Found "A Pack of Lies" through serendipity just recently, and truly enjoyed it.

This is a perfect set of short tales for any over-imaginative or puzzle-solving child, young adult, or adult who doesn't mind reading "kid's stuff." I wouldn't recommend it for much younger than 8 in general, but some younger children will enjoy it also.

In the frame story, British teenage girl Ailsa is shaken free of her boring life by the strange appearance of a man during her field trip to the library. Without a name, an ID number, or a place to live, he might have just dropped from the sky.

He's strangely persuasive, and very well-read, and he's just the person to help Ailsa and her mother sell the strange knick-nacks and furniture in their Second-Hand Shop. He works for free, but he tells any customer who will listen the most amazing pack of lies about the items they are interested in.
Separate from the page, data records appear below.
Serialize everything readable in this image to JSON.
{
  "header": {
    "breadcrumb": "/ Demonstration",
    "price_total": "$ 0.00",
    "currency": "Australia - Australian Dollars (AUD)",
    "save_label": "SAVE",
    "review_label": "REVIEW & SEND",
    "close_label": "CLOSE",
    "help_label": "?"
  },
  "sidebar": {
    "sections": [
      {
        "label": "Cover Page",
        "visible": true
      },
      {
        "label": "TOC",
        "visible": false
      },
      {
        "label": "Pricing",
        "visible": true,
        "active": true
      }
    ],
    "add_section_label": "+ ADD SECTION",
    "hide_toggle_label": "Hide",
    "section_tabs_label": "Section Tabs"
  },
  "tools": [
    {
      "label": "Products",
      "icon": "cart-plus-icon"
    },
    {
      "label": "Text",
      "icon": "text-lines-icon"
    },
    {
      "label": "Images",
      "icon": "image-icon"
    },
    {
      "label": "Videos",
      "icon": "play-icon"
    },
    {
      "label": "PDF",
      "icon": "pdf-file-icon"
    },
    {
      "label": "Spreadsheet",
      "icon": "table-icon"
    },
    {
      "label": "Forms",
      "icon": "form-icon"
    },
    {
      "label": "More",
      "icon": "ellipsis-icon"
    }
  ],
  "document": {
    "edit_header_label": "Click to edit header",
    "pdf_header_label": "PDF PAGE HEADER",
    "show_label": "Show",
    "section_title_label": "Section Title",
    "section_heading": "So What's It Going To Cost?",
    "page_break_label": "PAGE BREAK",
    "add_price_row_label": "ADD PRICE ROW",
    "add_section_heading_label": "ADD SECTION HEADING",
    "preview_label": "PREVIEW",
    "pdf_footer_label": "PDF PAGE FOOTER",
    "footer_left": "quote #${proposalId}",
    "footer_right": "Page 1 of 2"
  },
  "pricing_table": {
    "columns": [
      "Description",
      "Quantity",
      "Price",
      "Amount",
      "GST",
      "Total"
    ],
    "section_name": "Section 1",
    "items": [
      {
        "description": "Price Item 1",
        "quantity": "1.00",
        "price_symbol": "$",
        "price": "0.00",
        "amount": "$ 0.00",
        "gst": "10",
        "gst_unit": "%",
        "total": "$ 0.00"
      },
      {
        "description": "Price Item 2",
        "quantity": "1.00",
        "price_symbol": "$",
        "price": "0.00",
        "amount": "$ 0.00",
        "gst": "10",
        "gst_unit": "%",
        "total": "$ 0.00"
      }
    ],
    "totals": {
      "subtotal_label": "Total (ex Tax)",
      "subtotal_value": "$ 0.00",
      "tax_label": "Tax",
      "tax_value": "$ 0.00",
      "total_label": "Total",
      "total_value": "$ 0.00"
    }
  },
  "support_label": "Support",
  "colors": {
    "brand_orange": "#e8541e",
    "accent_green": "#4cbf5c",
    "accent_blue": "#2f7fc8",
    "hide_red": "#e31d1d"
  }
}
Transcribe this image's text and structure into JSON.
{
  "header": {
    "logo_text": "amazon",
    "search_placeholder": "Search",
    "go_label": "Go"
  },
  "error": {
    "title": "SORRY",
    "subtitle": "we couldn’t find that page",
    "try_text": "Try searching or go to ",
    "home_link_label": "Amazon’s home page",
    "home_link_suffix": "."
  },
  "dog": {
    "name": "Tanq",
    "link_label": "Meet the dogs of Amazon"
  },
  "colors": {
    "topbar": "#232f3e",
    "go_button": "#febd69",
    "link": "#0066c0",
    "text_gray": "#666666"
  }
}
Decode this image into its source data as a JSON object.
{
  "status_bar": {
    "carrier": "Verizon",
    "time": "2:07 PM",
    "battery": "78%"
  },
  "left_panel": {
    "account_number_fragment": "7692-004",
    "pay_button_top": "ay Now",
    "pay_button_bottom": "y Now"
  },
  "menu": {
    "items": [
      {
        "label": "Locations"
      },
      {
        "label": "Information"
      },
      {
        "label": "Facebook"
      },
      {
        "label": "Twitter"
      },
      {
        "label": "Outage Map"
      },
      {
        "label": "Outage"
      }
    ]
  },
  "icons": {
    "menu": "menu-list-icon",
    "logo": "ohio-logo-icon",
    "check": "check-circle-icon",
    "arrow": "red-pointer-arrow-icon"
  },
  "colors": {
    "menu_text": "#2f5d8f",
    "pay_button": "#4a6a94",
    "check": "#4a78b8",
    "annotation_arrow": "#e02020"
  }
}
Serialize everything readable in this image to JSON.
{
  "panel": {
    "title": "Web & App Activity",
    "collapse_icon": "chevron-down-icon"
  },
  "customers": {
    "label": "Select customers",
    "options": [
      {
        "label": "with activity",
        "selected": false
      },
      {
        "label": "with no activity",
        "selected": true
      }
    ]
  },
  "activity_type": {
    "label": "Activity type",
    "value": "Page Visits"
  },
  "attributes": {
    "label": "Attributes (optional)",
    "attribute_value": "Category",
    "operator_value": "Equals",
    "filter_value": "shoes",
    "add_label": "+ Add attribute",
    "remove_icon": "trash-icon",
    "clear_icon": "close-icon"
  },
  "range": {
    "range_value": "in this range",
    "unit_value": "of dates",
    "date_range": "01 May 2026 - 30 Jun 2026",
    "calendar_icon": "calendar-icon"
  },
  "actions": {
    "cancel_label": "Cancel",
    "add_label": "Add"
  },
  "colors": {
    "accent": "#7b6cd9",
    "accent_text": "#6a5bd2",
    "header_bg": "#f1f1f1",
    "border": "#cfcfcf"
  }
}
The stories he tells are fantastic, but not really fantasy. Perhaps they may even be true!

The real question is, what is MCC really trying to sell, and to whom?

The frame story is quite fun, with hints and clues scattered about, and the slow dawning of realization in at least one of the characters makes a sobering counterpoint to the overall lighthearted tone. The stories themselves (eleven inside the frame) are fairly solid.

In order, we get
1) An Irish Tall Tale
2) An Indian Morality Tale
3) A Chinese Love Story
4) A Bizarre "Manners" Poem (also a morality tale)
5) A High-Seas Adventure
6) A Welsh Character Study
7) A Regency Suspense/Horror Story
8) A Funny "Inept Investigator" Crime Procedural
9) A Papist Tragedy
10) A Tragic War-Story/Relationship Study
11) A Hysterical Transylvanian "Horror" Tale

Of them all, the weakest to me are the Poem (not bad, but not really as scathing or funny as it could have been, and really there's just not much there), and the Transylvanian Tale, which is sad, because it was quite funny. However, it was the most fanstasical of them all, and where in a true horror/suspense story, the fantastic elements are more accepted, here, in a comic sense, they were more glaring, and didn't quite seem to fit with the rest of the stories.

This is a perfect one for bedtime reading for kids old enough to be read to, but too old for 'storybooks.' Each story is just long enough (and interesting enough) for some good bedtime reading, and none are the sorts of stories that raise fears or deep thoughts.